Matty on the other hand, still had to face his water phobia. Child screams like a little girl when he feels anything bigger than a grain of sand brush his legs:
Matty: Something is touching me!!
Me: It’s just a little fish.
Matty: That is not little. Nemo is little. That looks like what you ate for dinner last night.
So imagine my astonishment when he suggested we take advantage of the free kayaks. And when Rebekah agreed to come along-well you could have shoveled sand into my hanging mouth. Fast forward to all five of us strapping on questionable smelling and too large life jackets.
Dad: Matty is taking the single, Rebekah and mom are going together, and I am going with Lydia.
Me: Um, maybe I should go with Rebekah. She and mom have never done this before.
Dad: It’s easy. They’ll be fine.
Famous last words.
Matty took off like a pro heading into the great beyond. I clambered into the front of the kayak and waited for dad to get on. Bad move. He dunked me into the water by jumping on too eagerly. Second time was the charm and were on our way. Left, right, left, right. This was fun! Wind in your face, the exhilarating rise and fall of the waves, sun warming your shoulders! I took a quick glance over my shoulder and my heart sunk with dread.

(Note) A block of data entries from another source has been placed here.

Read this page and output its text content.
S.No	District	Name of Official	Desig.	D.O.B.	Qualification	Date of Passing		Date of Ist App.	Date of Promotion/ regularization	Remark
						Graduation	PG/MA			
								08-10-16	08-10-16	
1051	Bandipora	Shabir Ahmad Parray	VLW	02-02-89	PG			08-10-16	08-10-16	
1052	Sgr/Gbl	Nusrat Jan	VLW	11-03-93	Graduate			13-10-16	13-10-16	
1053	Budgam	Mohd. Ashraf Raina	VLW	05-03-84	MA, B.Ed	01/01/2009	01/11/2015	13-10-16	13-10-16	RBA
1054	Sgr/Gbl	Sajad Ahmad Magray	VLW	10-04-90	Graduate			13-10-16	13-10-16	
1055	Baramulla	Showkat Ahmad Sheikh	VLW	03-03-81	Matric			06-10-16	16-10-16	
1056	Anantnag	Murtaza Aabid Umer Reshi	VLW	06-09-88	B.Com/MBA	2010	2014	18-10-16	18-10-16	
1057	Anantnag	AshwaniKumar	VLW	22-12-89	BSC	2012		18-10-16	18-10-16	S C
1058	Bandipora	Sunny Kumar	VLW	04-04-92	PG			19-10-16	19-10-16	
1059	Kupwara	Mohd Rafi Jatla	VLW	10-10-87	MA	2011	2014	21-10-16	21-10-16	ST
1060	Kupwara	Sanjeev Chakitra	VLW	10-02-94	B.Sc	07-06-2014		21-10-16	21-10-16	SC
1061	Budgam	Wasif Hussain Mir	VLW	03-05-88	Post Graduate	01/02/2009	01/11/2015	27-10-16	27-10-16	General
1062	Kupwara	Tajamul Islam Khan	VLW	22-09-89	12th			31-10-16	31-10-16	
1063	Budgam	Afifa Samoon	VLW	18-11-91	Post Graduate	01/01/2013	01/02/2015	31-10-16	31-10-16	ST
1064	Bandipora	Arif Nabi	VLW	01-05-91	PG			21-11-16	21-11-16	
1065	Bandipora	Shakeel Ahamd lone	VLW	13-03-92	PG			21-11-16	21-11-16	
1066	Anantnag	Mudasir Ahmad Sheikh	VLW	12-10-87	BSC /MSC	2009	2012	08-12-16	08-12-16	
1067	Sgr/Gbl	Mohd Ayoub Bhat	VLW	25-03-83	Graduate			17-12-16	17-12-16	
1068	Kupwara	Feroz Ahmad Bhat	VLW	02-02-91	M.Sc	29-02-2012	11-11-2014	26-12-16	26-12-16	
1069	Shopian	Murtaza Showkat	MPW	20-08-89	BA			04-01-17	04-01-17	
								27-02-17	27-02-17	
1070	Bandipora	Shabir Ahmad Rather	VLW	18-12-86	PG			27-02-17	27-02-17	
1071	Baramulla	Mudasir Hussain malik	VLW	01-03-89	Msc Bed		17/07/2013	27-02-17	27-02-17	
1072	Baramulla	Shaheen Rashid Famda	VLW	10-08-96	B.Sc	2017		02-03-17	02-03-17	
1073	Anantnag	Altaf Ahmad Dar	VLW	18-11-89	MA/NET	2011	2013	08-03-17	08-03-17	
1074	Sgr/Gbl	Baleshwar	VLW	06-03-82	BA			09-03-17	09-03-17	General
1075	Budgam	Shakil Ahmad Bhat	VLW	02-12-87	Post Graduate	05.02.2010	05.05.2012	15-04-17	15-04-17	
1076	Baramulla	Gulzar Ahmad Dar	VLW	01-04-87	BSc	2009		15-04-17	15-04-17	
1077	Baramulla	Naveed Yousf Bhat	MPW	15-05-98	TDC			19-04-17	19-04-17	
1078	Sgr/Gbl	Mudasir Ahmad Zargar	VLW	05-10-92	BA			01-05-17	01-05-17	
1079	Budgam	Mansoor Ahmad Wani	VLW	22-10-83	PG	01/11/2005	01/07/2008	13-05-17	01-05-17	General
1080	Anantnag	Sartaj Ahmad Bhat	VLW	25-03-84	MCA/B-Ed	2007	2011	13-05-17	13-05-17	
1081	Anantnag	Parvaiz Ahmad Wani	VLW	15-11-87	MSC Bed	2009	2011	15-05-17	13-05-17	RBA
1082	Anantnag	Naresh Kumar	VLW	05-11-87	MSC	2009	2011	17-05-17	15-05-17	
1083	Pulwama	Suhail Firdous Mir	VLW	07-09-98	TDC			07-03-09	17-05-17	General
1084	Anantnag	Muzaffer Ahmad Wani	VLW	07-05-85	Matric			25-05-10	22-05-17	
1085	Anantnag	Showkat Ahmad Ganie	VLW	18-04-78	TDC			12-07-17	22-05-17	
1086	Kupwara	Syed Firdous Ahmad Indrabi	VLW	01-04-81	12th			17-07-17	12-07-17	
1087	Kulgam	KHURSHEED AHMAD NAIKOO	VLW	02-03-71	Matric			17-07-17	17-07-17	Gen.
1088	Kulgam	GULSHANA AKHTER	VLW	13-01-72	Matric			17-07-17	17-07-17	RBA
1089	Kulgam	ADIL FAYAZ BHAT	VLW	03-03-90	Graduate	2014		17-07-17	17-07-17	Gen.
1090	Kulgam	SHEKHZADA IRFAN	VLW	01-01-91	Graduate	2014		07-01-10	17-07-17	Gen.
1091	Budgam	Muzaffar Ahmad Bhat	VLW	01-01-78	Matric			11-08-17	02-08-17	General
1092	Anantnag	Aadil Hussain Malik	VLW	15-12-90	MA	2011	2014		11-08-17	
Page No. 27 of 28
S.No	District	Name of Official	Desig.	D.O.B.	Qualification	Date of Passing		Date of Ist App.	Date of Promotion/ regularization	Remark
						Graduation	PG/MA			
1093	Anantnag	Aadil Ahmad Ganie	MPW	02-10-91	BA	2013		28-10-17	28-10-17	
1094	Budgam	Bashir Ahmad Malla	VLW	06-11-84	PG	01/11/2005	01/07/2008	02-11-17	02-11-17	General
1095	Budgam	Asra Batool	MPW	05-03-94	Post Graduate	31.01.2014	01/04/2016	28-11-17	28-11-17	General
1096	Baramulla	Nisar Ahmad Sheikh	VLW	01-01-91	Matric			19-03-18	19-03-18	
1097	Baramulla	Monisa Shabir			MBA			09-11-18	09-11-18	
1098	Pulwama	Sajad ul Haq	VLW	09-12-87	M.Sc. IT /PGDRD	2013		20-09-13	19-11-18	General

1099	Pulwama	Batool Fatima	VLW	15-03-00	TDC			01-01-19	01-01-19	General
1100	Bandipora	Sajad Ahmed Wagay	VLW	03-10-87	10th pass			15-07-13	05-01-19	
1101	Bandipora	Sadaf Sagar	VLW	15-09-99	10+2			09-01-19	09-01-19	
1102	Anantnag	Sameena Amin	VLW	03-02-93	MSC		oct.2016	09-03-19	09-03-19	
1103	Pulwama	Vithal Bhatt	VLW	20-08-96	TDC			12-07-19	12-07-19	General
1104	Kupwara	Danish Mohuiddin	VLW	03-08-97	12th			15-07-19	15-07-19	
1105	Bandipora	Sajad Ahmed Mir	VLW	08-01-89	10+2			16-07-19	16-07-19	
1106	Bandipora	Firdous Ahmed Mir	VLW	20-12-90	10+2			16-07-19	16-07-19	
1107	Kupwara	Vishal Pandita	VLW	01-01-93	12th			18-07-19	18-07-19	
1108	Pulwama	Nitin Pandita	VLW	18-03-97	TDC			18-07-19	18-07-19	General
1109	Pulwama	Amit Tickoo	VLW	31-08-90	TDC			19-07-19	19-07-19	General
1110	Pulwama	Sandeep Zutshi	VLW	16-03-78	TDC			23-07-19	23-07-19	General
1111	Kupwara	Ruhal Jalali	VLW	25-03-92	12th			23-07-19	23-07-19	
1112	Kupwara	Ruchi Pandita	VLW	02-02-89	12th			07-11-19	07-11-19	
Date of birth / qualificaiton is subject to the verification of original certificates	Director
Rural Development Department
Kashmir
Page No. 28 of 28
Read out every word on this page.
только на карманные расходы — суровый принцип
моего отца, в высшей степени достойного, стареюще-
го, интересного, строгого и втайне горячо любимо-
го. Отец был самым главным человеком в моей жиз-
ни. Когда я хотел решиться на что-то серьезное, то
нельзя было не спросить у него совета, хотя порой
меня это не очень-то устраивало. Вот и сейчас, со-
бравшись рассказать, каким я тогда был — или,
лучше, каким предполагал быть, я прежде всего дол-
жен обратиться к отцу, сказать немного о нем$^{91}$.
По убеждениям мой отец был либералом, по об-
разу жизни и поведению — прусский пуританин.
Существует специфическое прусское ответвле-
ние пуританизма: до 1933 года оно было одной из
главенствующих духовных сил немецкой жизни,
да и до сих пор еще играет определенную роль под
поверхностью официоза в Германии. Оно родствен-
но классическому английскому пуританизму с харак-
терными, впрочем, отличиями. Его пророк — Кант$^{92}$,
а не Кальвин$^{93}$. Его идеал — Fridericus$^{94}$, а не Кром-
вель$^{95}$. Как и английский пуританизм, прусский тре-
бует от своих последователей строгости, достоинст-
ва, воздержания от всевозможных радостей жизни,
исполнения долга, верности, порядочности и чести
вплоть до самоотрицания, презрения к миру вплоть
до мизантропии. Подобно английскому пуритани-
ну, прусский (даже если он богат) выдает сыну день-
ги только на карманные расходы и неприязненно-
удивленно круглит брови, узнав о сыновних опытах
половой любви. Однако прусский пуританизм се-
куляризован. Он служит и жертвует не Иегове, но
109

Me: Uh, dad. Mom and Rebekah haven’t left the shore yet.
Dad: They’ll be fine.
…30 seconds later
Me: Now they’re moving in circles.
Dad: Don’t worry, they’ll figure it out.
Me: Maybe we should head their way and help.
Dad: They have to learn. Kind of like when you throw a kid in the pool and hope for the best.
…30 seconds later
Me: DAD! They’re heading straight for the wall around the pier!
Dad: [sigh] Let’s go save them…What is your sister doing?!!
Rebekah was jabbing at the water with her oar like she was sticking a toothpick in a cake while mom navigated them in circles drawing closer and closer to the pier. As we drew closer the roar of the waves was replaced by a roar of a different kind.
Rebekah: We’re going to crash!!
Mom: Rebekah, paddle like me…left, right, left.
Rebekah: I am paddling!
Mom: I can’t see what you’re doing. Match up with me.
They lightly tapped the wall around the pier.
Me: Rebekah! STOP with the jabbing. Stroke left…NOT MY LEFT-YOUR LEFT!
Mom: What is she doing?! I can’t turn around.
Me: Stroke right. Together. No. Count and stroke together. Ok, now left, right, left.
Back towards the wall they go.
Rebekah: I don’t like this. We’re going back to the shore.
I think we lasted a total of 7 minutes on the water. The irony of it—They were in waist deep water the whole time. After that little adventure reading peacefully on the beach sounded very good. That night Matty and I reenacted the whole adventure sitting on our hotel beds while Rebekah gripped doubled over laughing.